Sunday, January 25, 2009

a crack in my foundation

every once in a while i stop and think about how i feel. i try to really listen to the thoughts in my head, but also to the emotion that crests and troughs with every beat of my heart.

i can't remember where or when i heard the following, but there was someone who said that when you realise that you're happy, you're not happy anymore. i don't think that that is entirely true, but there is some truth to it. more, i think, in the sense that when you think about the things that make you happy, you also unwittingly end up searching for the holes.

i wouldn't lie to others or myself by saying that i've been a very happy person over the past couple of years. i think that i've had good times, and i've experienced joyful things, but in general i've been waiting for a time beyond this one. although unfortunate, i feel as though i have often lived my life in anticipation of the next thing to come. there is always something outside of my reach. it's not a bad thing, if that thing is a goal. goals and aspirations can drive us to work hard and achieve things physically, mentally, and emotionally that we don't necessarily believe that we can. but, i think my anticipation is of a different sense of being. i imagine that each new chapter in my life will bring me a greater sense of peace, with the person that i am in that moment and with the people have i have been in the past.

this morning i came to the conclusion that some people from my past do not have a harmonious place in my present. i think that is a result of my own shortcomings, an inability to forget perhaps, or maybe a reluctance to forgive them for moving on without me. some people in my life have been trapped in a role in my mind, and when they break out of it, i no longer understand how to integrate them into my world. i hope one day i'll learn. i hope one day i can see all of the people from my past and genuinely wish them well.

for now, they are just the cracks in my foundation.

Friday, January 23, 2009

let's stay up all night



maybe then i'll be as blue as the sky
when we can watch the sun burn out
and the stars explode into a million glimmering pieces

corresponding shapes like puzzle pieces from the clay

how do you sleep? have you ever noticed how your arms and legs array themselves beneath your covers? sometimes i wonder what i look like from above. often, though, i imagine that i look like i'm missing someone. i think that everyone fits with everyone, or at least someone.

i think it's amazing how perfectly two human bodies can fit together. a mother holding a child close to her breast. a daughter dancing with her father. two friends piggy-backing. two lovers spooning. it's beautiful.

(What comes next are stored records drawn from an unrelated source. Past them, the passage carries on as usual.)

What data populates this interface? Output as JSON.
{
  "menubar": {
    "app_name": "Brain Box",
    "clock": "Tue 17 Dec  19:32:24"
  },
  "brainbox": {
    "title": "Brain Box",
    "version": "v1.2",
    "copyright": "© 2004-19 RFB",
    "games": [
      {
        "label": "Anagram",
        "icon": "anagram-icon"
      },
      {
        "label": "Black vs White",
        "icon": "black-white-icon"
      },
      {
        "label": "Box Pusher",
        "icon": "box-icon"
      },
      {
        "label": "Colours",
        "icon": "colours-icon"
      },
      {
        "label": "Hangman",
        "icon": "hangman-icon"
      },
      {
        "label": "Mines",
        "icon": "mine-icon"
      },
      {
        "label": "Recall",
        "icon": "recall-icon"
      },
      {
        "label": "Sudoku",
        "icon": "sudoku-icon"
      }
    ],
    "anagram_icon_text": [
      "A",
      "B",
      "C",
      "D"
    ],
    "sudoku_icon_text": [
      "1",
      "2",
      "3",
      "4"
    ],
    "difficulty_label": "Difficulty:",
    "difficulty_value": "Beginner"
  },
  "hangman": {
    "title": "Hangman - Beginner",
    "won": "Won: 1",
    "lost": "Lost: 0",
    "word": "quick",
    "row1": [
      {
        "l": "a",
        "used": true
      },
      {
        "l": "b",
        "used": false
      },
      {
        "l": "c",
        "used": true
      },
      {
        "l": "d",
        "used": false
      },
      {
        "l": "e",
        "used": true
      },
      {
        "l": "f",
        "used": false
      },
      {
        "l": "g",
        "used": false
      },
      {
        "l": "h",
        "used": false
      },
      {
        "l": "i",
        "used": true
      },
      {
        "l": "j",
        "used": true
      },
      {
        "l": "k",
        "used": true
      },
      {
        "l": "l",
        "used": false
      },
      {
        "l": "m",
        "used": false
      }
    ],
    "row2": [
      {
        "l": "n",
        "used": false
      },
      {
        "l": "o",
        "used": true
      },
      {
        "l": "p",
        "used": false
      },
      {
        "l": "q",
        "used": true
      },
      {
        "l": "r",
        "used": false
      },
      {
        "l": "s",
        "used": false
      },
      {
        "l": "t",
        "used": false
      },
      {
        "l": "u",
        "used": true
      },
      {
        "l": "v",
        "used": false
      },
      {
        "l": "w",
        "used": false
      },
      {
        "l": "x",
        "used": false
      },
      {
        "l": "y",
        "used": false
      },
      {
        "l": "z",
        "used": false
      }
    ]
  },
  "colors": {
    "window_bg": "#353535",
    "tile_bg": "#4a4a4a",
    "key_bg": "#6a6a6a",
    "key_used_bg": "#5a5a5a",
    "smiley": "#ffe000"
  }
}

holding hands is like a microcosm. fingers entwined and palms touching. human contact is wonderful. maybe that is why it is so essential to life.

Sunday, January 18, 2009

hold me #5 by amanda milke

my sanctuary?

sometimes i wish that the true sanctuary still existed. the place one could go to and be protected from all of the hurt and pain of the outside. one place you could go and really find peace, both without and within.

among the many stresses and worries in my life, one has recently been added. my father had a heart attack.

it's strange, mostly because i wasn't immediately rattled by the information on his behalf, but out of consideration of the other people in my life that it would affect. if you knew me well, and knew of the relationship that i had with my father, you'd understand the strain that would be in my voice when i speak of him.

we have not been the closest of confidants, or the fastest of friends. in recent years we've managed to be cordial, and sometimes even respectful. but, when you make the attempt and your feelings are dashed aside, it is difficult to care. so, when i heard the news i was shocked first, then concerned about my mom, and then inexplicably angry at my father.

although i won't go into the details of my emotions at the time, i'll suffice it to say that i have a strange, and uncomfortable feeling of apathy towards him and about the entire situation. it's a shame really. i don't think he quite understands how his decisions over the years has led to my indifference toward him.